The inputs consist of 244 bits of frame payload (the 4 upper bits of the first
byte are ignored - there is NO enforcement of 0xC signature in our frame
decoder) and BFI and TAF flags defined in GSM 06.81 section 6.1.1.  Note the
absence of a SID flag argument: EFR_decode_frame() calls our own utility
function EFR_sid_classify() to determine SID from the frame itself per the rules
of GSM 06.81 section 6.1.1.

The canonical EFR decoder always expects frame bits input to be present, even
during BFI condtions!  More specifically, if a BFI=1 decoding call comes in when
the decoder is in comfort noise generation state (after a SID), then all frame
bits passed along with BFI=1 are ignored as one would naturally expect for
frames that typically aren't transmitted at all - but if a BFI=1 decoding call
comes in when the decoder is in regular speech mode, the canonical decoder will
use the "fixed codebook excitation pulses" part of the erroneous frame (one
declared to be garbage) as part of its decoding operation!  (This part
constitutes 35 bits per subframe or 140 bits out of 244 per frame.)

BFI with no data
================

Many EFR decoder applications will be faced with a situation where they receive
a frame gap (no data at all), and they need to run the EFR decoder with BFI=1 -
but the application doesn't have any frame-bits input.  Yet the canonical EFR
decoder requires *some* erroneous frame bits to be fed to it - so what gives?
Our initial approach was to feed the decoder all zeros in the place of codec
parameters - but further analysis reveals that approach to be bad.  (To see for
yourself, study the code in d1035pf.c and think what it will do when the input
is fixed at all zeros.)  Our new approach is to generate pseudorandom bits for
these pulse parameters, as detailed below.

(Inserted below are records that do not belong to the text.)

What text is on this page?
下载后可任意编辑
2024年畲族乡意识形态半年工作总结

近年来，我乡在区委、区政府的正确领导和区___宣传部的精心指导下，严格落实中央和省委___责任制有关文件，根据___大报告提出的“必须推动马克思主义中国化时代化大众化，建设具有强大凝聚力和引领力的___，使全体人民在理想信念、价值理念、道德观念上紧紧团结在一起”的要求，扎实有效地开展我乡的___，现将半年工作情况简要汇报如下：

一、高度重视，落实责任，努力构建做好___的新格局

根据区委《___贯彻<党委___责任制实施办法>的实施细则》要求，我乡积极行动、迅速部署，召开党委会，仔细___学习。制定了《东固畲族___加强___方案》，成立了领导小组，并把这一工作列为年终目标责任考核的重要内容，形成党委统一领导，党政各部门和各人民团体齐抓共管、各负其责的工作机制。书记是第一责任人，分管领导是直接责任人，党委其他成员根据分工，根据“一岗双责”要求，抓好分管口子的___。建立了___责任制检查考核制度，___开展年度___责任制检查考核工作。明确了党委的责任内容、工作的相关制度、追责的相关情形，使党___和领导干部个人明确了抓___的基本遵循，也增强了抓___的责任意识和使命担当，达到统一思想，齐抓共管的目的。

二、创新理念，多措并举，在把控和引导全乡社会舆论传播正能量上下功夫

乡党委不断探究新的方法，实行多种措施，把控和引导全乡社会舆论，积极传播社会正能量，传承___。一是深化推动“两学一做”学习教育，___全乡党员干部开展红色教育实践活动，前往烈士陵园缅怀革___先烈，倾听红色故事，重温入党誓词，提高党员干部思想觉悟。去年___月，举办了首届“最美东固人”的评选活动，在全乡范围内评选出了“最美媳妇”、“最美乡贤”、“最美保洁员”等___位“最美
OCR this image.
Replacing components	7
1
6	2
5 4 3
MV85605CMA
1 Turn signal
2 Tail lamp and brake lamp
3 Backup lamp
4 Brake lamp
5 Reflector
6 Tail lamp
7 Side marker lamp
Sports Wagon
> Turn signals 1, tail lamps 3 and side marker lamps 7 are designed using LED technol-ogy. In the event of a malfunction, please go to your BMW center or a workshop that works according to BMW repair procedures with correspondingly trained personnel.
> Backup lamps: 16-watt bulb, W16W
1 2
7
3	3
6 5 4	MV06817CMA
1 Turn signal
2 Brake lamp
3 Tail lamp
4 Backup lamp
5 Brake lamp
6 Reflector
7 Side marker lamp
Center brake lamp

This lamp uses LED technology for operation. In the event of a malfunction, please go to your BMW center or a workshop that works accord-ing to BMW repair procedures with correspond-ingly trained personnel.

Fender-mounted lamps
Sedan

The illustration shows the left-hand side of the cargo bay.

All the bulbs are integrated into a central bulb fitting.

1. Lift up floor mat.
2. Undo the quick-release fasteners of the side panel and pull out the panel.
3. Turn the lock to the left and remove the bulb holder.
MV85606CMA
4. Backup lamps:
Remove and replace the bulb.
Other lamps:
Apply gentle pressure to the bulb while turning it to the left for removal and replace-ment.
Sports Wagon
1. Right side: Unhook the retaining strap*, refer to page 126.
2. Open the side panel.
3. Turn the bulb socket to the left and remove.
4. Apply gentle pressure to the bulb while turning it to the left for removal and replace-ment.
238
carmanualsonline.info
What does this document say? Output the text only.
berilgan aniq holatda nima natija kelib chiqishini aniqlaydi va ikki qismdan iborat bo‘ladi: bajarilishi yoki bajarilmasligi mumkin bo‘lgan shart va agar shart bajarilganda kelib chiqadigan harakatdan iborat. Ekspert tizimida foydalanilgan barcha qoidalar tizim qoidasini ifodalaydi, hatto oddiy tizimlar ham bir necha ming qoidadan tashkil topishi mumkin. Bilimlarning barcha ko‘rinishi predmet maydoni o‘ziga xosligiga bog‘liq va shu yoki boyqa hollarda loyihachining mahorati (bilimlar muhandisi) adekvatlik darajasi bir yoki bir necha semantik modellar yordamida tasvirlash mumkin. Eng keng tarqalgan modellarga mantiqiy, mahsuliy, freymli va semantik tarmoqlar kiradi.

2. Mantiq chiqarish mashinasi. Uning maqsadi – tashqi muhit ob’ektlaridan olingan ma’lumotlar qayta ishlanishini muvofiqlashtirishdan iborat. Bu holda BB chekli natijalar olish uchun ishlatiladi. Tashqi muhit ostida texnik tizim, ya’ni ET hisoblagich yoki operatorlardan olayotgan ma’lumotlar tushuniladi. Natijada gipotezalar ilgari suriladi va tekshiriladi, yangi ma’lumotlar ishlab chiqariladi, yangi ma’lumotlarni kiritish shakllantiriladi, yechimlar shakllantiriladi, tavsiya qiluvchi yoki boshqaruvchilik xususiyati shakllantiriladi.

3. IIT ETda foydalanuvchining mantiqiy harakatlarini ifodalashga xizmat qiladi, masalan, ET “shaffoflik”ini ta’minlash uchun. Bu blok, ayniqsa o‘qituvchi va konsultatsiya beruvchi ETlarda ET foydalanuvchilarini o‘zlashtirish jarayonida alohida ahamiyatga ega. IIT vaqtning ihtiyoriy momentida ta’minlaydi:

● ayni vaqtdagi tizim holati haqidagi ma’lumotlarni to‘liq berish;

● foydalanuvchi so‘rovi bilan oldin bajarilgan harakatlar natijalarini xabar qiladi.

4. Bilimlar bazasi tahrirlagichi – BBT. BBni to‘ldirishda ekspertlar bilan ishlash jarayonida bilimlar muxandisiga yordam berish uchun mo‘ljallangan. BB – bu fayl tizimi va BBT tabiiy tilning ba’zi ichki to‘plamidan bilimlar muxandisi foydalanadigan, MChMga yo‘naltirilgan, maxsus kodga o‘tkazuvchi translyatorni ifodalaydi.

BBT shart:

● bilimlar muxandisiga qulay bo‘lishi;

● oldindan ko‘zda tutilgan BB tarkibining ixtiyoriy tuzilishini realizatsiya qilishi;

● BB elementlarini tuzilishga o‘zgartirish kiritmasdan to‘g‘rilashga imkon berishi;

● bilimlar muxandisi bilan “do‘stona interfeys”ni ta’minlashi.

If you find yourself in the situation of needing to feed BFI=1 with no frame
data bits to the decoder, call the following function in the place of
EFR_decode_frame():

extern void EFR_decode_bfi_nodata(struct EFR_decoder_state *st, int taf,
				  int16_t *pcm);

This function begins by checking the internal state flag RX_SP_FLAG, indicating
whether the decoder is in speech or comfort noise generation mode.  If
RX_SP_FLAG is set, indicating speech state, then the main body of the decoder
will be making use of fixed codebook pulse parameters even for erroneous frames,
and EFR_decode_bfi_nodata() will invoke a PRNG to fill in pseudorandom bits.
If RX_SP_FLAG is clear, then the decoder is generating comfort noise following
reception of a SID, and BFI conditions are fully expected because the
transmitter is expected to be off.  In this case EFR_decode_bfi_nodata() feeds
all-zeros parameters to the main body of the decoder, as none of them will be
used.

Stateless utility functions
===========================

All functions in this section are stateless (no encoder state or decoder state
structure is needed); they merely manipulate bit fields.

extern void EFR_frame2params(const uint8_t *frame, int16_t *params);

This function unpacks an EFR codec frame in ETSI TS 101 318 RTP encoding (the
upper nibble of the first byte is NOT checked, i.e., there is NO enforcement of
0xC signature) into an array of 57 (EFR_NUM_PARAMS) parameter words for the
codec.  int16_t signed type is used for the params array (even though all
parameters are actually unsigned) in order to match the guts of ETSI-based EFR
codec, and EFR_frame2params() is called internally by EFR_decode_frame().

extern void EFR_params2frame(const int16_t *params, uint8_t *frame);

This function takes an array of 57 (EFR_NUM_PARAMS) EFR codec parameter words
and packs them into a 31-byte (EFR_RTP_FRAME_LEN) frame in ETSI TS 101 318
format.  The 0xC signature is generated by this function, and every byte of the
output buffer is fully written without regard to any previous content.  This
function is called internally by EFR_encode_frame().

extern int EFR_sid_classify(const uint8_t *frame);

This function analyzes an RTP-encoded EFR frame (the upper nibble of the first
byte is NOT checked for 0xC signature) for the SID codeword of GSM 06.62 and
classifies the frame as SID=0, SID=1 or SID=2 per the rules of GSM 06.81
section 6.1.1.

extern void EFR_insert_sid_codeword(uint8_t *frame);

This function inserts the SID codeword of GSM 06.62 into the frame in the
pointed-to buffer; specifically, the 95 bits that make up the SID field are all
set to 1s, but all other bits remain unchanged.  This function is arguably least
useful to external users of libgsmefr, but it exists because of how the original
code from ETSI generates SID frames produced by the encoder in DTX mode.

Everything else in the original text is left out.